Quando a noite chegou, Mia ficou pensando nas palavras da mãe. Doreah lhe contara sobre o Complexo, embora a garota sentisse que faltava muito para explicar. Agora ao menos sabia por que os adolescentes e as pessoas ao redor deles ficavam tão nervosos quando o décimo oitavo aniversário se aproximava. Embora fossem poucas pessoas, apenas cinco países participavam do processo seletivo, e alguns Estados não participavam.

Sua entrevista com os oficiais do governo estava marcada para as oito horas, na sala de sua casa. A mãe já prepara o chá, que era um sinal de que eles estavam para chegar. Mia estremeceu, entrelaçando os dedos nervosamente. Mordia os lábios sem parar.

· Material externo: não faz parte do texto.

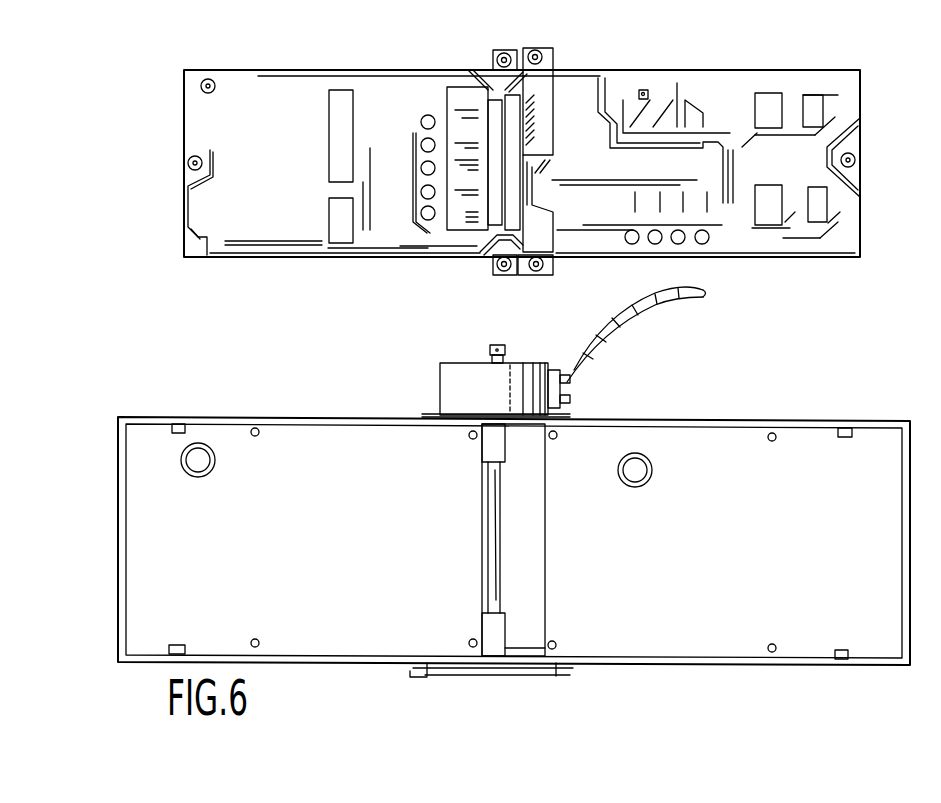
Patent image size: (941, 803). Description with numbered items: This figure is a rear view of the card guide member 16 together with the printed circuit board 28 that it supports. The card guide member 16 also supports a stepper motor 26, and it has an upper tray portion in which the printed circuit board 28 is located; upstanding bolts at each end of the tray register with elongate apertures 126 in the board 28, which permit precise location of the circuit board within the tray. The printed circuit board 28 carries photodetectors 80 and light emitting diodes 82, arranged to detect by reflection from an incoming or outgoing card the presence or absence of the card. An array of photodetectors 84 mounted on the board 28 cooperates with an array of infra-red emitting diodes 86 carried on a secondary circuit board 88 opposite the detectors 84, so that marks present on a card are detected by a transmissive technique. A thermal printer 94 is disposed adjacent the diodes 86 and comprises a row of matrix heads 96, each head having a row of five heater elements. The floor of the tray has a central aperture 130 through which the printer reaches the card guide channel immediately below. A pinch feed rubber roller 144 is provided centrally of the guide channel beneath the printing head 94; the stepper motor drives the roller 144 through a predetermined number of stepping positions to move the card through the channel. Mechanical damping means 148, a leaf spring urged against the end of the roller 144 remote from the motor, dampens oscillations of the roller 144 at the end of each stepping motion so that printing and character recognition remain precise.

The card guide member 16 is at (668, 666).
The stepper motor 26 is at (445, 385).
The printed circuit board 28 is at (195, 254).
The photodetectors 80 is at (440, 64).
The light emitting diodes 82 is at (205, 82).
The array of photodetectors 84 is at (548, 80).
The infra-red emitting diodes 86 is at (523, 50).
The secondary circuit board 88 is at (547, 265).
The thermal printer 94 is at (486, 112).
The matrix heads 96 is at (500, 100).
The apertures 126 is at (188, 163).
The central aperture 130 is at (540, 581).
The pinch feed rubber roller 144 is at (490, 570).
The mechanical damping means 148 is at (445, 672).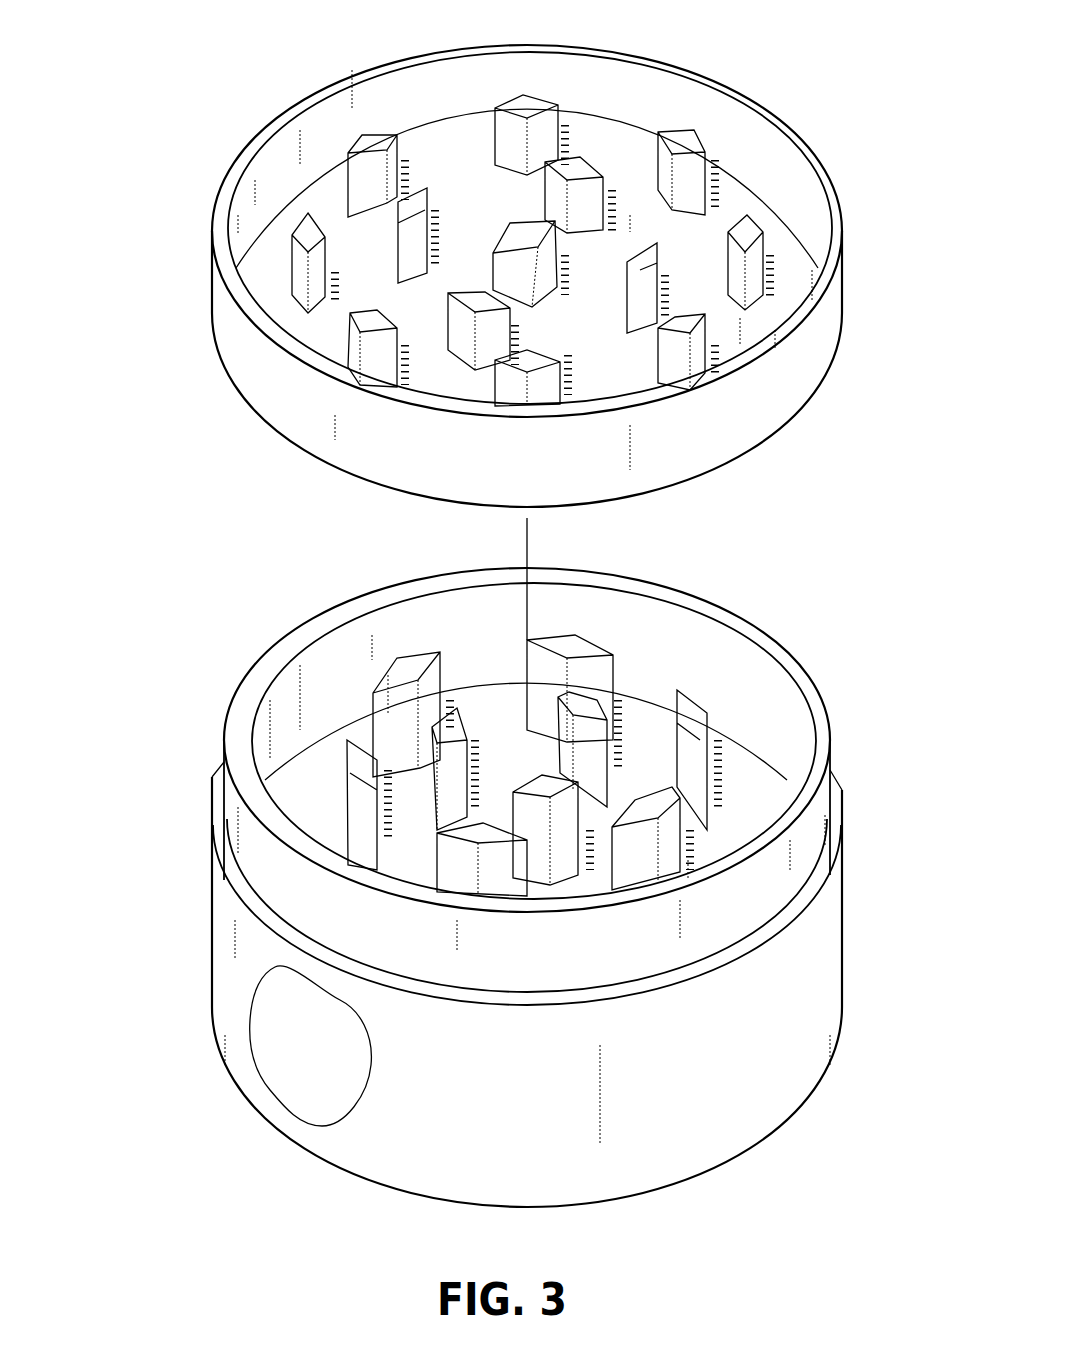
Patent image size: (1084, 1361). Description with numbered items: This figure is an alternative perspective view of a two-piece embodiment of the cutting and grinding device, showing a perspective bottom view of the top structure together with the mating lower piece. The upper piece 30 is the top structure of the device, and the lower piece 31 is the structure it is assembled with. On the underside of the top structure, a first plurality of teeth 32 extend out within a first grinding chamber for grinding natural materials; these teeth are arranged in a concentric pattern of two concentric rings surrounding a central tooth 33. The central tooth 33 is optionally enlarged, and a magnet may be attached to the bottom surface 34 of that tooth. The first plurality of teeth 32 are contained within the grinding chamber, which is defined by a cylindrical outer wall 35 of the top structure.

The upper grinder portion 30 is at (442, 256).
The lower grinder portion 31 is at (882, 886).
The first plurality of teeth 32 is at (545, 133).
The central tooth 33 is at (583, 156).
The bottom surface 34 is at (533, 232).
The cylindrical outer wall 35 is at (278, 385).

Era uma das coisas que fazia quando estava apreensiva.

As canecas velhas, coloridas e redondas foram postas à mesa no exato momento em que a campainha soou. A mãe foi atender a porta, enquanto Mia ouvia Ethan dizer que tudo iria dar certo. Ouviu o som dos passos pesados dos oficiais adentrando a residência e não pôde deixar de sentir o estômago dar um salto.

– Ah, sejam bem-vindos – a mãe cumprimentou. – Sentem-se. A minha filha já vem com o chá.

Esse era o sinal para que a filha entrasse na sala, levando consigo a única bandeja de vidro da casa. Nela estava uma garrafa térmica que fora de sua avó, de metal e borracha. Mia, então, abriu a porta cuidadosamente e avistou os três oficiais sentados à mesa pobre, que estava disfarçada com uma toalha limpa.

Quando um dos oficiais virou o pescoço para observar Mia, ela descuidou-se da bandeja e deixou-a cair no chão, quebrando o vidro e provocando um barulho agudo. Um dos oficiais era o homem careca do mercado, com seu nariz curvado e as sobrancelhas grossas, que estavam franzidas para a garota. Ele agora usava o uniforme do governo e sorria como se tivesse encontrado algo valioso.

Mia quase podia ouvi-lo sussurrar. Eu sei o que você fez. Ela engoliu em seco, novamente com aquele pressentimento ruim. Você vai pagar.